During the Monday meeting, the Solicitor General, Mr Francis Atoke, reportedly guided that whereas a letter of intent is legally non-binding, there is in law the principle of “legitimate expectation” – that one party’s action gave the other a belief or expectation, meaning firms given such letters could in future drag Uganda to protracted and expensive overseas arbitration.

After notable Ping Pong, VAC recommended that Uganda confirms with Covax its interest to procure 21 million doses, which Health ministry officials chopped to 18 million while submitting the response on Tuesday, hours before the deadline, explaining later that they expect additional vaccine supplies of nine million doses from Johnson&Johnson, and a combined 10 million doses of AstraZeneca, Moderna and Pfizer.

Dr Mwebesa, who doubles as the chairperson of the nine-member Vaccine VAC, yesterday described the letter of intent submitted for minister Kawooya’s assent as a ‘draft’ he said should be disregarded as its contents have already been overtaken by new developments.

The new development he referenced is the offer on August 11 by Covax – the World Health Organisation-established facility for poor countries to access vaccine – of 105 million doses of Sinovac and Sinopharm vaccines.

“Before we got the offer [of 105 million doses] from the Covax facility, we were looking at some of those who had submitted their proposals and that was one of the firms with the lowest price and was directly linked to the manufacturer. But we had also not cleared it because it had gaps.
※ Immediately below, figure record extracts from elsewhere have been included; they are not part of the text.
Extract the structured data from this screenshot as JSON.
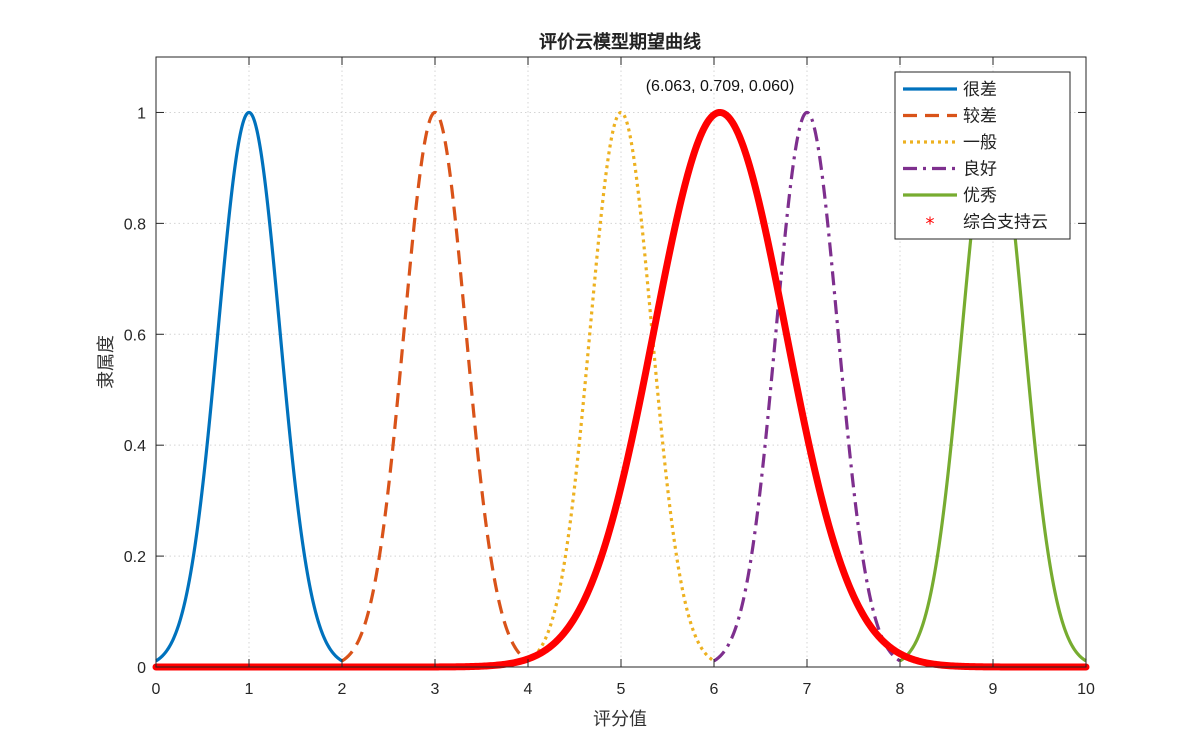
{
  "chart_data": {
    "type": "line",
    "title": "评价云模型期望曲线",
    "xlabel": "评分值",
    "ylabel": "隶属度",
    "xlim": [
      0,
      10
    ],
    "ylim": [
      0,
      1.1
    ],
    "xticks": [
      0,
      1,
      2,
      3,
      4,
      5,
      6,
      7,
      8,
      9,
      10
    ],
    "yticks": [
      0,
      0.2,
      0.4,
      0.6,
      0.8,
      1
    ],
    "ytick_labels": [
      "0",
      "0.2",
      "0.4",
      "0.6",
      "0.8",
      "1"
    ],
    "grid": true,
    "legend_position": "top-right",
    "annotation": {
      "text": "(6.063, 0.709, 0.060)",
      "x": 6.063,
      "y": 1.04
    },
    "series": [
      {
        "name": "很差",
        "Ex": 1,
        "En": 0.333,
        "range": [
          0,
          2
        ],
        "color": "#0072BD",
        "style": "solid"
      },
      {
        "name": "较差",
        "Ex": 3,
        "En": 0.333,
        "range": [
          2,
          4
        ],
        "color": "#D95319",
        "style": "dashed"
      },
      {
        "name": "一般",
        "Ex": 5,
        "En": 0.333,
        "range": [
          4,
          6
        ],
        "color": "#EDB120",
        "style": "dotted"
      },
      {
        "name": "良好",
        "Ex": 7,
        "En": 0.333,
        "range": [
          6,
          8
        ],
        "color": "#7E2F8E",
        "style": "dashdot"
      },
      {
        "name": "优秀",
        "Ex": 9,
        "En": 0.333,
        "range": [
          8,
          10
        ],
        "color": "#77AC30",
        "style": "solid"
      },
      {
        "name": "综合支持云",
        "Ex": 6.063,
        "En": 0.709,
        "He": 0.06,
        "range": [
          0,
          10
        ],
        "color": "#FF0000",
        "style": "markers"
      }
    ]
  }
}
We never sent it [the letter of intent],” he said.

However, this newspaper has seen an August 10 letter by a Korean company, bnr Korea, addressed broadly to the “Republic of Uganda, Ministry of Health”, proclaiming its readiness to supply 20 million doses of AstraZeneca vaccines at $10 (Shs36,000) per dose, which reflects striking similarity to the figures contained in the letter prepared for minister Kawooya’s signature.

“However,” a one Sunghwa Jung, who signed the letter, wrote “we cannot guarantee the price for the next order as it is anticipated that the price will increase in nearer time [sic].”
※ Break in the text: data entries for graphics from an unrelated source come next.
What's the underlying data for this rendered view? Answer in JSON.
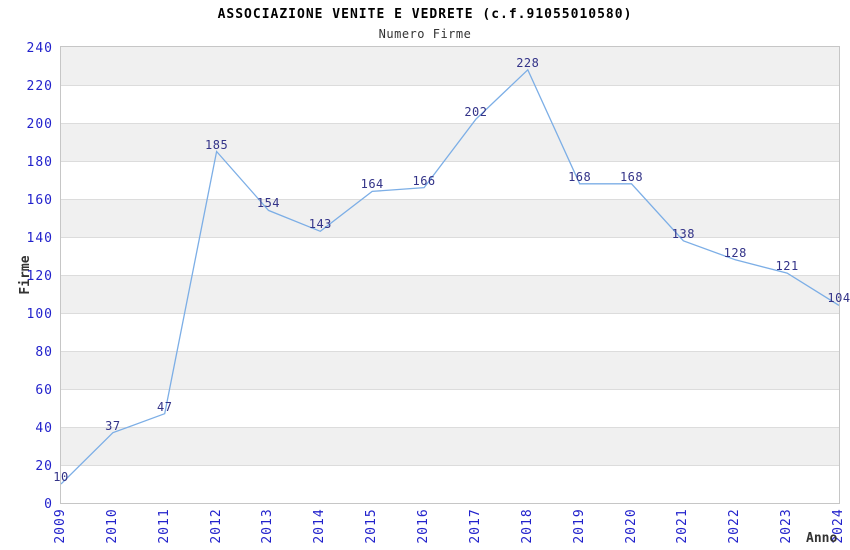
{
  "chart_data": {
    "type": "line",
    "title": "ASSOCIAZIONE VENITE E VEDRETE (c.f.91055010580)",
    "subtitle": "Numero Firme",
    "xlabel": "Anno",
    "ylabel": "Firme",
    "categories": [
      "2009",
      "2010",
      "2011",
      "2012",
      "2013",
      "2014",
      "2015",
      "2016",
      "2017",
      "2018",
      "2019",
      "2020",
      "2021",
      "2022",
      "2023",
      "2024"
    ],
    "values": [
      10,
      37,
      47,
      185,
      154,
      143,
      164,
      166,
      202,
      228,
      168,
      168,
      138,
      128,
      121,
      104
    ],
    "ylim": [
      0,
      240
    ],
    "ytick_step": 20,
    "grid": true,
    "alternating_bands": true,
    "legend": "none",
    "colors": {
      "line": "#7caee6",
      "data_label": "#333388",
      "tick_label": "#2222cc",
      "band_gray": "#f0f0f0",
      "band_white": "#ffffff",
      "gridline": "#dcdcdc",
      "plot_border": "#c6c6c6",
      "title": "#000000",
      "subtitle": "#333333",
      "axis_title": "#333333"
    }
  }
}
Dr Mwebesa yesterday said he was unaware of the bnr Korea’s letter.

Background

Procurement issues

Questions lingered about compliance, or the lack thereof, with procurement rules once Health ministry officials disclosed that the private companies they scrutinised, presented themselves unsolicited to supply vaccines that the government itself had failed to secure directly from manufacturers. 
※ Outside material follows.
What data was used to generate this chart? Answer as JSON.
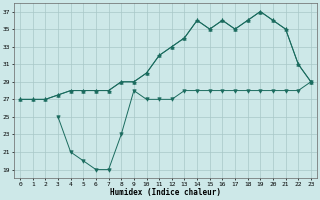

Mr Benson Turyame, the Public Procurement and Disposal of Public Assets (PPDA) executive director, in response to our inquires, said unsolicited bidding is practiced in the procurement world, but “currently, there is no provision in Uganda’s law [about it]”.

“You may see that there is gap in government services and then you come up with a proposal to address that problem, even if government has not identified it as an issue, then you could do unsolicited bidding,” he said, adding that the government is obliged in such circumstances to open up the bidding process.

In a hastily-organised press conference at the Uganda Media Centre, Dr Mwebesa described this newspaper’s exposé yesterday under the headline, ‘health officials hide offer for Covid-19 jabs’, as “misleading and inaccurate”.

He said they had received and scrutinised 10 private companies that expressed interest to supply vaccines, as the newspaper reported, but they never gave a deal to any.

The Daily Monitor story reported that the ministry had presented two companies --- M/S Beyler PVT Ltd and M/S Rhart Solutions --- to VAC to recommend to government for issuance of letters of intent, and not that the deal had been signed. The paper stands by its reporting.